My heart drops into my stomach as I watch her eyes widen, the fear flashing across her face like a fucking neon sign, and I realize what I’ve done. I immediately let go of her wrist, my hands shaking as I pull back, horror washing over me.

“Chiara,” I say, my voice hoarse, but she’s already scrambling away, her breathing coming in short, panicked gasps.

“No, no, no,” she mutters, shaking her head as if trying to ward off the memory, the terror that I can see taking over her mind.

“Chiara, it’s okay,” I try to say, reaching out to her, but she recoils, pulling away from me like I’m the enemy, and it fucking breaks me.

But she’s not listening. She’s too far gone, too deep in her panic to hear me. She scrambles off the bed, her movements frantic, almost animalistic, and before I can stop her, she’s out the door, running down the hall.

I’m left standing there, my heart pounding, my hands still trembling as I try to process what just happened.

I should’ve known better. I should’ve fucking known. I should go after her, I should?—

But I can’t. Not right now. Not when I’m this fucking angry at myself.

“Fuck!” I shout, slamming my fist against the wall. The pain shoots up my arm, but I welcome it, needing something to ground me, something to take the edge off the overwhelming guilt that’s threatening to consume me.

I sit down on the edge of the bed, running a hand through my hair, trying to calm myself down. This is all wrong. She’s healing, she’s been doing so fucking well, and I’ve just gone and fucked it all up.

I think back to the look in her eyes when she flinched, the way her body froze under my touch, and I feel sick to my stomach. I never wanted this; I never wanted her to feel like this, to be reminded of what happened.

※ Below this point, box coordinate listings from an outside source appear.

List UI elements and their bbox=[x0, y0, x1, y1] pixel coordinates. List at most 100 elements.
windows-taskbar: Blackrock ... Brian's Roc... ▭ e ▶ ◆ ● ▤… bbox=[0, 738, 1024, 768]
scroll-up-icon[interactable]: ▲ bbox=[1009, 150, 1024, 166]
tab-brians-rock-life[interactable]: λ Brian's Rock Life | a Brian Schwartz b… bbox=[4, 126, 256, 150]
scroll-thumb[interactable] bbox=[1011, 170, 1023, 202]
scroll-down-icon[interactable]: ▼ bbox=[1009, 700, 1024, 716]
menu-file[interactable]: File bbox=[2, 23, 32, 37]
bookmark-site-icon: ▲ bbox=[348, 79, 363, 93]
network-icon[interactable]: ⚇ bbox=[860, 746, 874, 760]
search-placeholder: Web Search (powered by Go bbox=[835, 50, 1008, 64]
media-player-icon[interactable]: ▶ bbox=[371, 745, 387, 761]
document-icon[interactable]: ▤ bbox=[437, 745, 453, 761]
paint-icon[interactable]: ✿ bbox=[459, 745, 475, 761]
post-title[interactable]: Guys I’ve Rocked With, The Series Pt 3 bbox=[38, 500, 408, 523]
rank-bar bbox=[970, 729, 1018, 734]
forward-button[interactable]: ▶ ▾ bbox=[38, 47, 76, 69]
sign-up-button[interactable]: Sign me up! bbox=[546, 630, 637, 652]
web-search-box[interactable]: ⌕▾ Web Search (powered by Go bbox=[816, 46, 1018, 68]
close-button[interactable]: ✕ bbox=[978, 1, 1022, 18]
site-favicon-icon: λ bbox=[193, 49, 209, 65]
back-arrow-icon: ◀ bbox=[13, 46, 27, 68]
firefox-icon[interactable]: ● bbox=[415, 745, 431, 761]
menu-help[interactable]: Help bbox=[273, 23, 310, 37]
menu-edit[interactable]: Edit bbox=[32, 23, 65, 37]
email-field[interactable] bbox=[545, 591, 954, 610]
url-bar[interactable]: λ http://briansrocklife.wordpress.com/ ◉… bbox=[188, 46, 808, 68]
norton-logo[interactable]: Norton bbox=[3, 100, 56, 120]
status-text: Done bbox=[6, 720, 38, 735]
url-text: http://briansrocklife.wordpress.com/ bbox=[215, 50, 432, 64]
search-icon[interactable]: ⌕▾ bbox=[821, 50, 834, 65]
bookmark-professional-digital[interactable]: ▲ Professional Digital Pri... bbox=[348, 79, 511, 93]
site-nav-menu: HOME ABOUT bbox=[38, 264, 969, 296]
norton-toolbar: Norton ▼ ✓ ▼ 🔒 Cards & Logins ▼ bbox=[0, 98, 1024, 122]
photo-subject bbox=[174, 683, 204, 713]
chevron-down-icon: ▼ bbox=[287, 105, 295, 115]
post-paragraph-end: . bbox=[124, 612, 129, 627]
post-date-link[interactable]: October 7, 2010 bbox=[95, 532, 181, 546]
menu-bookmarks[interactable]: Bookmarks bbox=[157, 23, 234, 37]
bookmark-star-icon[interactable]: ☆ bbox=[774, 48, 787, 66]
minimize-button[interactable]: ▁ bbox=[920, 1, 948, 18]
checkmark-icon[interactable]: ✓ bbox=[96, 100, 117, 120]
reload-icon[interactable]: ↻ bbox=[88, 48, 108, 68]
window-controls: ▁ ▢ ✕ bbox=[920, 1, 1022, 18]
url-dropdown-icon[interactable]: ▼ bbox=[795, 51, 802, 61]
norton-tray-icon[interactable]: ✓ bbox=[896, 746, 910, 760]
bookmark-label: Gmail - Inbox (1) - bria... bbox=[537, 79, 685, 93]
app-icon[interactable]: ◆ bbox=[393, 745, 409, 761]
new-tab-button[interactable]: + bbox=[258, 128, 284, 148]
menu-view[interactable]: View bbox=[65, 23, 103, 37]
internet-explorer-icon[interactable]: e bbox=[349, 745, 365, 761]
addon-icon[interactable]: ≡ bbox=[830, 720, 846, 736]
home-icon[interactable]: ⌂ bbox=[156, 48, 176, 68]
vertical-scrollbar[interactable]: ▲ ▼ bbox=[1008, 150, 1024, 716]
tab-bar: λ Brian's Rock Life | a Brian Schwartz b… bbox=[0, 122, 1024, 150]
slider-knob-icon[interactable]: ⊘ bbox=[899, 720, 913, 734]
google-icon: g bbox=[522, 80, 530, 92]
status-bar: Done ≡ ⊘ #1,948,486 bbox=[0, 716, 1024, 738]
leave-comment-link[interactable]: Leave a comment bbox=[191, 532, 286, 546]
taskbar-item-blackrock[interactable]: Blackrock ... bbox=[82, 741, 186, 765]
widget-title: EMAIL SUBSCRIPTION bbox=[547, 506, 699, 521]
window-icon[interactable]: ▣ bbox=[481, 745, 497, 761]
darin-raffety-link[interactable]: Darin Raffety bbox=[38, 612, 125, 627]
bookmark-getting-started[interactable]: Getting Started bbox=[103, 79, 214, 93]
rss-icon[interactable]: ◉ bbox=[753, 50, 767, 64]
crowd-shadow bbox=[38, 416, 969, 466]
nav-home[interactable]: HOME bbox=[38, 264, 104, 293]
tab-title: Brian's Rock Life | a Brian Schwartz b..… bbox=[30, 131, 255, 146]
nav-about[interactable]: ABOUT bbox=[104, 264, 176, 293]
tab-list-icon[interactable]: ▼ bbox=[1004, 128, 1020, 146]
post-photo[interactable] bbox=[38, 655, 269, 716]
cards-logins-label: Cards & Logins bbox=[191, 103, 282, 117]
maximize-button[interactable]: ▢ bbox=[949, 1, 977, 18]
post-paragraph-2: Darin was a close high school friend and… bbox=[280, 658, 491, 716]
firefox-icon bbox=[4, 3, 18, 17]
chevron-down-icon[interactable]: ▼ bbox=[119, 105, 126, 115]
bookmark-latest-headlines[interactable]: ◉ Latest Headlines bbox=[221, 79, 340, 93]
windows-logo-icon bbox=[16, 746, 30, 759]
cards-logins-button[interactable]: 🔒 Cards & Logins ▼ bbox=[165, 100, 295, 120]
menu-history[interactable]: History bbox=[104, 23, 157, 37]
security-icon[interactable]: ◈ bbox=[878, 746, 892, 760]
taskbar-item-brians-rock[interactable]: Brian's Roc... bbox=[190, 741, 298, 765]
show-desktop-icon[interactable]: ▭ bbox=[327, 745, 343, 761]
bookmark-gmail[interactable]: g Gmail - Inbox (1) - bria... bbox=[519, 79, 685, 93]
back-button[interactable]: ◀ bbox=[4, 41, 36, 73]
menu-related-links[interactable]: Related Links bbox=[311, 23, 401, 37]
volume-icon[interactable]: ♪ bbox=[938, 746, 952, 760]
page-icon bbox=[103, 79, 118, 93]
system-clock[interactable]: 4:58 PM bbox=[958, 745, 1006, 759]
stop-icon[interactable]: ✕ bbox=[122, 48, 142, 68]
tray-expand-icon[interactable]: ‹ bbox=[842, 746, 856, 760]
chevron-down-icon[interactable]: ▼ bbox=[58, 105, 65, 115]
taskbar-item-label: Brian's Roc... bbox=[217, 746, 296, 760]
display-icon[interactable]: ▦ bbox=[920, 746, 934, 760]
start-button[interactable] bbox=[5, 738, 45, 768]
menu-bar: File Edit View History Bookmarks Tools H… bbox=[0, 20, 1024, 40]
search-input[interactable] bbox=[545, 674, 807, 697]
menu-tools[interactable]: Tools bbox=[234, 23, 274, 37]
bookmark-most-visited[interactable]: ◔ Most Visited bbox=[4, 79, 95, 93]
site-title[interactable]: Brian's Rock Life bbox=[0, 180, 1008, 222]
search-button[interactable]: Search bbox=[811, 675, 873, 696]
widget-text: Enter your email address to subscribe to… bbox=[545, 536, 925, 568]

But I pushed her too far. I let my own fucking desires get in the way, and now she’s gone, running away from me like I’m the fucking monster.

I grab my phone, trying to call her, but it rings from my nightstand. I curse again, my frustration boiling over as I throw the phone onto the bed, my mind racing with all the ways this could go wrong.

She’s too fucking stubborn for her own good, and I know she’s going to blame herself for this, even though it’s my fault. I shouldn’t have pinned her like that. I should’ve known better.

But she’s been pushing, too. Pushing me, pushing herself, trying to prove that she’s not broken, that she’s still in control. And I get it, I fucking get it, but this isn’t the way to do it. This isn’t the way to heal.

Fuck, I’ve never felt so powerless in my life.

I pace the room, trying to think, trying to figure out what the hell to do. But my mind keeps replaying that moment, the look in her eyes when she flinched, when she realized she wasn’t in control. It’s like a fucking knife to the gut, and I don’t know how to make it right.

Finally, I grab my jacket, shoving it on as I head for the door. I can’t just stay here, not knowing where she is, not knowing if she’s okay. I’ll search the whole damn campus if I have to, but I’m not letting her go through this alone.